A catastrophic or major medical insurance plan is a type of health insurance that has a deductible and is cheaper than other types. It also has an element of guesswork. A deductible is the amount of money you have to pay out of pocket for health care costs before your insurance company pays the rest. For example, if your deductible is $5,000 and your hospital bill is $12,000, the insurance company will only pay $7,000. In general, if the deductible is higher, the premium will be lower. When you choose this plan, you are taking a chance that you won't have any major health problems soon.
It's a calculated chance. One survey found that 90 percent of people in the U.S. spend less than $2,000 on health care each year, and 73 percent spend less than $500.
People in their twenties who are sure of their health and men between the ages of fifty and sixty-five who are not yet eligible for Medicare are two types of people who often choose catastrophic health insurance.

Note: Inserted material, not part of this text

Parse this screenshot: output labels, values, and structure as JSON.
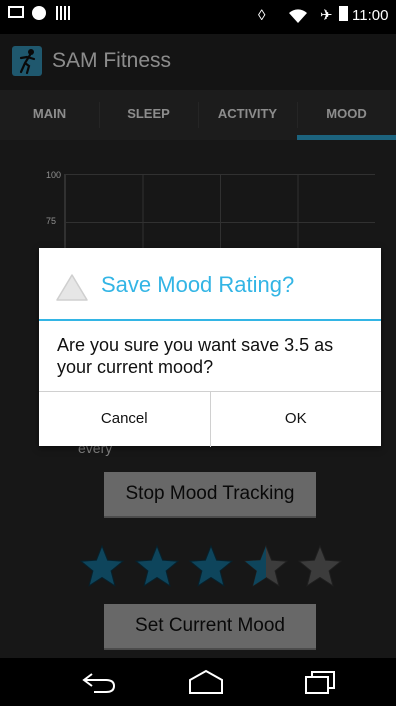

Catastrophic health insurance is only meant to protect you from big hospital bills, not from small ones. It usually doesn't cover care for pregnant women, visits to the doctor, or prescription drugs. Most of the time, the coverage doesn't apply to certain pre-existing medical conditions or cases of mental illness or drug abuse. You can buy catastrophic health insurance as an individual plan or as part of a group plan. In fact, it seems like employers are trying to get their workers to choose this kind of health insurance. The most you could ever win in a lifetime could be $3 million.
Rates depend on where you live and how old you are. In some states, you could save as much as two-thirds on your premiums. For example, a 21-year-old woman who doesn't smoke may only have to pay $30 a month for her premium.
Before making a choice, it's a good idea to talk to insurance companies and/or agents for advice and compare quotes.